The book opens with the unnamed spy on a deep cover mission for the CIA in Damascus, Syria, with his daughter. After the baby’s mother is killed in a car bomb intended for him, he leaves his daughter to be raised as an orphan by her grandparents and escapes back to the United States, haunted by what has occurred. 

The narrative then alternates between the past and the present, with the flashbacks showing the spy as he travels the world using danger to deal with his pain. Readers are able to follow his path through time as he moves toward an intersection with the modern conflict that intertwines with his past.

The present plot of the story follows several characters as they attempt to evade threats from a villainous group known as Digital Solutions. One character, Mahmoud Shammosh, had uncovered evidence of the company’s war crimes in the Middle East during his research into the privatization of war. 

Once he is being hunted by Digital Solutions, Mahmoud faces constant threats to his life and must remain on the run as a fugitive. To stay alive, he recruits the help of his old friend, Swedish EU aide Klara Walldeen, who is the only person he knows he can trust.

The two are then thrown into a chase across Europe on a mission to avoid their pursuers and uncover the truth.

The entire plot of the book leads up to an ending where all of the characters converge on the Swedish archipelago for a final conflict. Klara had returned there to her childhood home with Mahmoud’s information, and the enemies finally reached her. The only hope she has is the spy, who undertakes a rapid scramble across the world to save her after finding out about the danger. He finally receives his chance to confront his past and set everything right by protecting the daughter he deserted after the tragedy in the beginning of the story. 

The ending is full of suspense and action that resolves the entire three decades of the story.  To get there, Zander structures the book so that the past catches up with the present. The chapters narrated by the American spy are interspersed throughout the book, and his story finally catches up with the present as the book reaches its climax. This structural format by the author is the most exceptional part of the book.

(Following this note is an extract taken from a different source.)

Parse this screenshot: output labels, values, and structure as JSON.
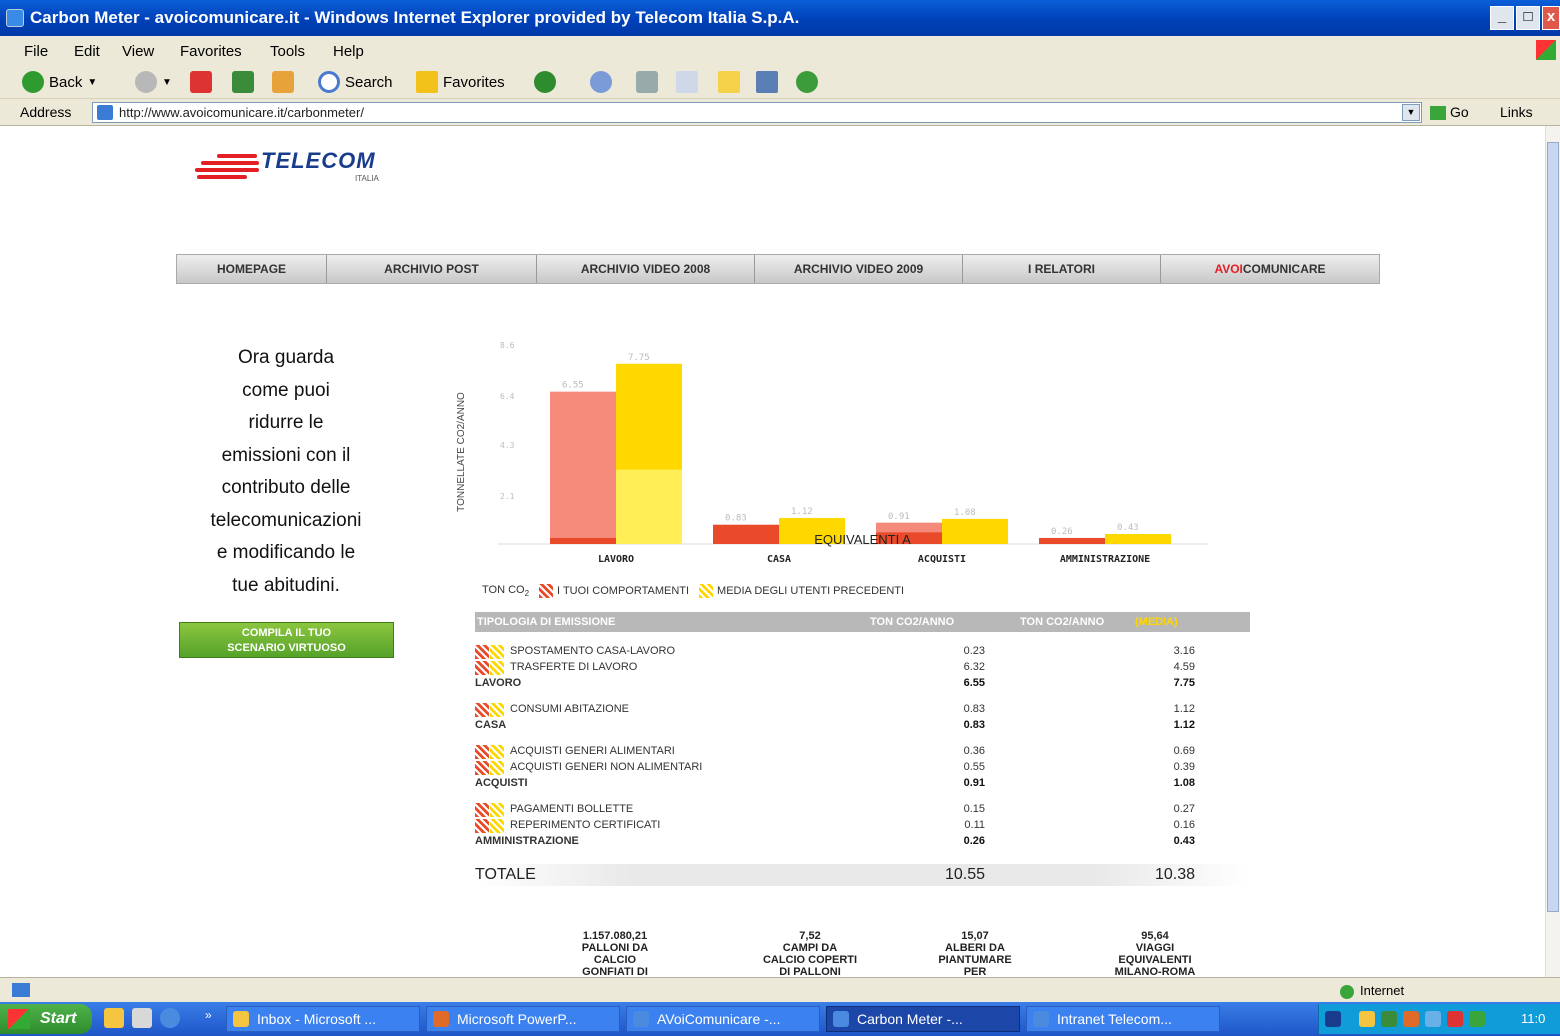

“The Swimmer” is a cliche spy story, yet the intriguing plot points and unexpected twists makes this book one of a kind. 

The most significant difference from traditional spy thrillers is its darker presentation of America’s power and influence in the world. It contrasts other stories where an American hero saves the world because the portrayal is mostly negative. Much of the book is a fictional account of America’s real use of private contractors in wars around the world. The conflict in the novel originates with Digital Solutions, which is one such company.

The plot follows the traditional route for the genre with action revolving around spies, violent enemies, and secret information. It also features the typical shootouts and chase scenes, not different from similar books of the genre. 

To make up for this, “The Swimmer” features the very compelling storyline of a spy losing himself in his work to escape his failures and eventually receiving a chance for redemption. Nicknamed The Swimmer, he is a memorable aspect of the book as readers accompany him on his journey. 

The fact that most of the story takes place in Europe makes the setting interesting for American readers. The relationships between the characters, which deepen as they face adversity, is another strength of the novel. 

Despite these successes, the story falls short in other aspects. The entire book built up to the ending, yet it was anti-climatic, despite its significance and the anticipation from the reader. The most important moment is much too abbreviated, even though the ending as a whole is drawn out. To its credit, it provides plenty of action and a resolution to the story, but because of that one anti-climactic finale, it leaves the audience unsatisfied.

One major problem with the book is that there is no clear protagonist. There are several well-developed main characters, but none stand out as the focus of the story. The constant shifting between characters and time periods is also jarring.

The plot is fascinating, yet there is a lack of mystery to the story because of its predictability.

“The Swimmer” is easy to read; there are no complex difficulties in plot or language that make it difficult for readers to understand. In addition, the story flows smoothly. Readers should expect to be able to finish the book relatively quickly. 

Overall, “The Swimmer” is worth a try for those who enjoy the genre, but time is best spent elsewhere for those less interested in spy thrillers.